“No,” said Huldah getting to her feet and looking strangely at him. “The rain’s about done now; the moon’ll be comin’ up in half a hour—I’m a-goin’ on down to Hepzibah, like I said I was. Ef Wade Turrentine wants me, he knows whar to come for me. Ef he thinks of me as he said he did the last time we had speech together—w’y, I never want to put eyes on his face again. Oh—Creed, I wish’t you’d come with me!”
“But it was me you quarrelled about,” remonstrated Bonbright with that sudden clear vision which ultra-spiritual natures often show, and that startling forthrightness of speech which amazes and daunts the mountaineer. “I’m the last man you ought to leave the mountain with, Huldah, if you want to make up with Wade.”

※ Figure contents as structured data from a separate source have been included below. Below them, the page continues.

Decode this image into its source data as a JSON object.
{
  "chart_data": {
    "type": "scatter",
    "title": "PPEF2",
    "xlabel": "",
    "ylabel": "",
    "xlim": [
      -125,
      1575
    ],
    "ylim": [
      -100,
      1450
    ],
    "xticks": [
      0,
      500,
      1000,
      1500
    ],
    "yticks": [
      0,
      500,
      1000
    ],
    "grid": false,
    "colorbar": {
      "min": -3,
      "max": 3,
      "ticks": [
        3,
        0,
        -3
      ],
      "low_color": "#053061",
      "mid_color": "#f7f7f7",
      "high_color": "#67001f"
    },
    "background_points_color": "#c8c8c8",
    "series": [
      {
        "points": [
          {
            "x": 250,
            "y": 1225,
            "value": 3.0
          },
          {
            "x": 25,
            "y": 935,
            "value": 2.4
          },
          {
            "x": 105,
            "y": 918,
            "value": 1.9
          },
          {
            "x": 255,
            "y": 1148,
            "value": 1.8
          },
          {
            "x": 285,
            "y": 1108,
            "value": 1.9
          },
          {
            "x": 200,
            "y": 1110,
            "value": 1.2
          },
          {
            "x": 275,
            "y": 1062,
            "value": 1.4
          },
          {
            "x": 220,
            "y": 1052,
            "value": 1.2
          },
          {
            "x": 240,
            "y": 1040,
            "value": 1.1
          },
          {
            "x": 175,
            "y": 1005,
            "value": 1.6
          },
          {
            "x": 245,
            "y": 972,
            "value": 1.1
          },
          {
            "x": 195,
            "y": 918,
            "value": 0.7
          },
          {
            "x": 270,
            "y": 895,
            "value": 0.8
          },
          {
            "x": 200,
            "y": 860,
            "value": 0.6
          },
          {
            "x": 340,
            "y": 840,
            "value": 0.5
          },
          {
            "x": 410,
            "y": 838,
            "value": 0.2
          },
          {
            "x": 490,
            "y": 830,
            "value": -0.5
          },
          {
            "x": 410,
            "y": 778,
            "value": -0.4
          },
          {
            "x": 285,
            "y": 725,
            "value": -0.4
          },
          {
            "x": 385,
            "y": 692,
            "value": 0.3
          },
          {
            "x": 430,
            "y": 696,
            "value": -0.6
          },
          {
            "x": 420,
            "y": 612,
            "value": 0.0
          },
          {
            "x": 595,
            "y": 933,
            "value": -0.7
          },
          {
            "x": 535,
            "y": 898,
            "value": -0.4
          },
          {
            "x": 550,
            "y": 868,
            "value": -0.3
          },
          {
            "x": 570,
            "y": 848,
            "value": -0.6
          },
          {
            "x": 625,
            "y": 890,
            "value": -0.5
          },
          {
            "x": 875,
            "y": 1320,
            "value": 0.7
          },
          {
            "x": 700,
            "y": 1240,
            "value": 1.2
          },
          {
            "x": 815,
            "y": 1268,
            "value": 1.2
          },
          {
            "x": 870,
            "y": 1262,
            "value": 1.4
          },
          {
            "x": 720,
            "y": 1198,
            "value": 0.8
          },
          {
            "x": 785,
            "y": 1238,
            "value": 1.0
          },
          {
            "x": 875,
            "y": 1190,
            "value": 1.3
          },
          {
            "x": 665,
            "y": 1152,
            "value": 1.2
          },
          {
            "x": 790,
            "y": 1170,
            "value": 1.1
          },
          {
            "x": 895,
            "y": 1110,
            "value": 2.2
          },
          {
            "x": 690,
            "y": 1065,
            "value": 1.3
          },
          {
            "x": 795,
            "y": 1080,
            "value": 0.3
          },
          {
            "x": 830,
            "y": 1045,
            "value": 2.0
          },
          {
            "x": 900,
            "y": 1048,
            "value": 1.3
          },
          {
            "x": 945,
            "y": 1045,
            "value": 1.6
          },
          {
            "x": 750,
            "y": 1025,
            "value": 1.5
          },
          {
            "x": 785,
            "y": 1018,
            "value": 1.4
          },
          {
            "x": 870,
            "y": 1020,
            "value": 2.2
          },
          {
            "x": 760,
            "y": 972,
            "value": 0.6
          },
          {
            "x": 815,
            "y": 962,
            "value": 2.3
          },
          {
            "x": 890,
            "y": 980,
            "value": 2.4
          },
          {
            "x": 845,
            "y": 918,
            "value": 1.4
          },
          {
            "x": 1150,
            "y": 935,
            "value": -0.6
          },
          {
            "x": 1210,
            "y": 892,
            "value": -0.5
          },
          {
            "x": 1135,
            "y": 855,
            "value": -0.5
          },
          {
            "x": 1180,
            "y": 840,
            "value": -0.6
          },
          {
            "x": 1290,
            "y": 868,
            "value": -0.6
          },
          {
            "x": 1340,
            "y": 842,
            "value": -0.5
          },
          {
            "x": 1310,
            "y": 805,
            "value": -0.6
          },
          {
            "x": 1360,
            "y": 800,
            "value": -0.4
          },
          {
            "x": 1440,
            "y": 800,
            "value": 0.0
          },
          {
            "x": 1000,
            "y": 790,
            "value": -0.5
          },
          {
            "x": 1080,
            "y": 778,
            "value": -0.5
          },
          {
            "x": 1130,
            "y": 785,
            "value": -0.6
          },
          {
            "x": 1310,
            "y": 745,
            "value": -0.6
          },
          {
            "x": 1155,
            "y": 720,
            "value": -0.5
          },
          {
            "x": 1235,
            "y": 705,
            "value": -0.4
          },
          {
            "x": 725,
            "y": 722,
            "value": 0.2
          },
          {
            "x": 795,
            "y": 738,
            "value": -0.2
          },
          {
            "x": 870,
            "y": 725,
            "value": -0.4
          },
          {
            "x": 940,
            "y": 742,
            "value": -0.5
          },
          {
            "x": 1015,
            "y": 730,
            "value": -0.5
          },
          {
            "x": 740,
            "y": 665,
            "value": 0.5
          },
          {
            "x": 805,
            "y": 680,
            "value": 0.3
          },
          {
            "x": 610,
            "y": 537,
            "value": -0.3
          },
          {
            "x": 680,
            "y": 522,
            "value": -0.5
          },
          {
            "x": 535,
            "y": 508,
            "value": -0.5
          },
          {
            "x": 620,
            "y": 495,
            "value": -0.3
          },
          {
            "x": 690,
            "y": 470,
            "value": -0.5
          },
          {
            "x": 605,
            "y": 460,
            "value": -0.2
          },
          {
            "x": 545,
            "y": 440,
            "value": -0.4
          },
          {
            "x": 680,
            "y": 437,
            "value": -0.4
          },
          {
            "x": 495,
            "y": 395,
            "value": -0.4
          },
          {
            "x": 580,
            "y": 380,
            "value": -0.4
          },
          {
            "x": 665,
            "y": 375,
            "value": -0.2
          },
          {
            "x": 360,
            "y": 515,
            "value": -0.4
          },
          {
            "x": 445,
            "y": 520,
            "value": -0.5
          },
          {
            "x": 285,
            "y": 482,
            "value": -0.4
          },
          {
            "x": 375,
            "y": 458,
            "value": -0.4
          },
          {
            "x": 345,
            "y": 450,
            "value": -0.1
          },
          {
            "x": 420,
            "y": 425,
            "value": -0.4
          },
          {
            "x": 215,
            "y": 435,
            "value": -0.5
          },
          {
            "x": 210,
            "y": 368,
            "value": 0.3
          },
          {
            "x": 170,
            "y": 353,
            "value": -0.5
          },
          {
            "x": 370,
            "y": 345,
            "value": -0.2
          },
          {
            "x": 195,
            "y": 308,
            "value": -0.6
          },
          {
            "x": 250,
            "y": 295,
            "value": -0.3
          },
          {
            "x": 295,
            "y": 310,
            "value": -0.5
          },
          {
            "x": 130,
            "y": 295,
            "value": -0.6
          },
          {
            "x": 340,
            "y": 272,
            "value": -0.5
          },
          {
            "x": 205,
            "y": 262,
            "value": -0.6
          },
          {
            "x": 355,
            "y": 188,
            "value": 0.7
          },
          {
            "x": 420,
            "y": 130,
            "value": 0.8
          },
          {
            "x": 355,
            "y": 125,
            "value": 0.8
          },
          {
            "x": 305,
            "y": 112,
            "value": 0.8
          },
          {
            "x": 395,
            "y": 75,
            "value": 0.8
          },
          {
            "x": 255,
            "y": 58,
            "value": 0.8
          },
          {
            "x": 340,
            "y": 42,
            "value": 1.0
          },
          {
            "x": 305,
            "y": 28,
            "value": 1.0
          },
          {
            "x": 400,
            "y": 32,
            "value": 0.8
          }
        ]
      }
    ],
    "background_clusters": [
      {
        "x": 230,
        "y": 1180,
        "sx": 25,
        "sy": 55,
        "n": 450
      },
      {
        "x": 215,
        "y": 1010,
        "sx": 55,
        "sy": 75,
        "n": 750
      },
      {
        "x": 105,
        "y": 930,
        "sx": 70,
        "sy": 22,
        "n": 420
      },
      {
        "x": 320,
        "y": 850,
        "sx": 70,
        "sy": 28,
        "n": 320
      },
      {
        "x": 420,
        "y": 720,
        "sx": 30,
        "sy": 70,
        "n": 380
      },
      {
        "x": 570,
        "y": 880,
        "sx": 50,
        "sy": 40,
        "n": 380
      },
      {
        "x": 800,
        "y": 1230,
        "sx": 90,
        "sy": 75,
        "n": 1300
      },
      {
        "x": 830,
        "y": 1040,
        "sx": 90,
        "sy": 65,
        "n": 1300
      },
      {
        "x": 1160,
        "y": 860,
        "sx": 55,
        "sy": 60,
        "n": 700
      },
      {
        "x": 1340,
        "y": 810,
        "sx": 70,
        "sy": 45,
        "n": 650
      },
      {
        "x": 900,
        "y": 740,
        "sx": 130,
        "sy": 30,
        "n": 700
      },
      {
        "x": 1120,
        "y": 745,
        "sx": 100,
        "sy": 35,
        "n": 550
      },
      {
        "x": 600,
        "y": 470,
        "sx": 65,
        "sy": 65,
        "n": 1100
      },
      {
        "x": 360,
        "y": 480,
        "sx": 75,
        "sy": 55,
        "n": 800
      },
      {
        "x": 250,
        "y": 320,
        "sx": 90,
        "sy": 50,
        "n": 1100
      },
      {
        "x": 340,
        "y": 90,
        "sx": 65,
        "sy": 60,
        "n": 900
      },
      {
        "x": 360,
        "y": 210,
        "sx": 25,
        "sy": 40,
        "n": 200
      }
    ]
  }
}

“How—how did you know?” whispered the girl, staring at him. “Well, anyhow, I ain’t never a-goin’ back thar.”
She could not be prevailed on to go to bed with Aunt Nancy, when Doss Provine and the children were asleep, and Creed had gone to his quarters in the little office building, but sat by the fire all night staring into the embers, occasionally stirring them or putting on a stick of wood. At the earliest grey of dawn she waked Nancy, bidding the elder woman fasten the door after her. Declining in strangely subdued fashion her hostess’s offer of hot coffee, she stepped noiselessly out and, with a swift look about, dived into the steep short-cut trail which led almost straight down the face of Big Turkey Track, from turn to turn of the main road.
A cloud clung to the Side; the foliage of only the foremost trees emerged from its blur, and these were dimmed and flatted as though a soft white veil were tangled among their leaves. Into this white mystery of dawn the girl had vanished.
Nancy looked curiously after her a moment, then glanced swiftly about as Huldah had done, her eyes dwelling long on Creed’s little shack, standing peaceful in the morning mists. Softly she turned back, and closed and barred the door.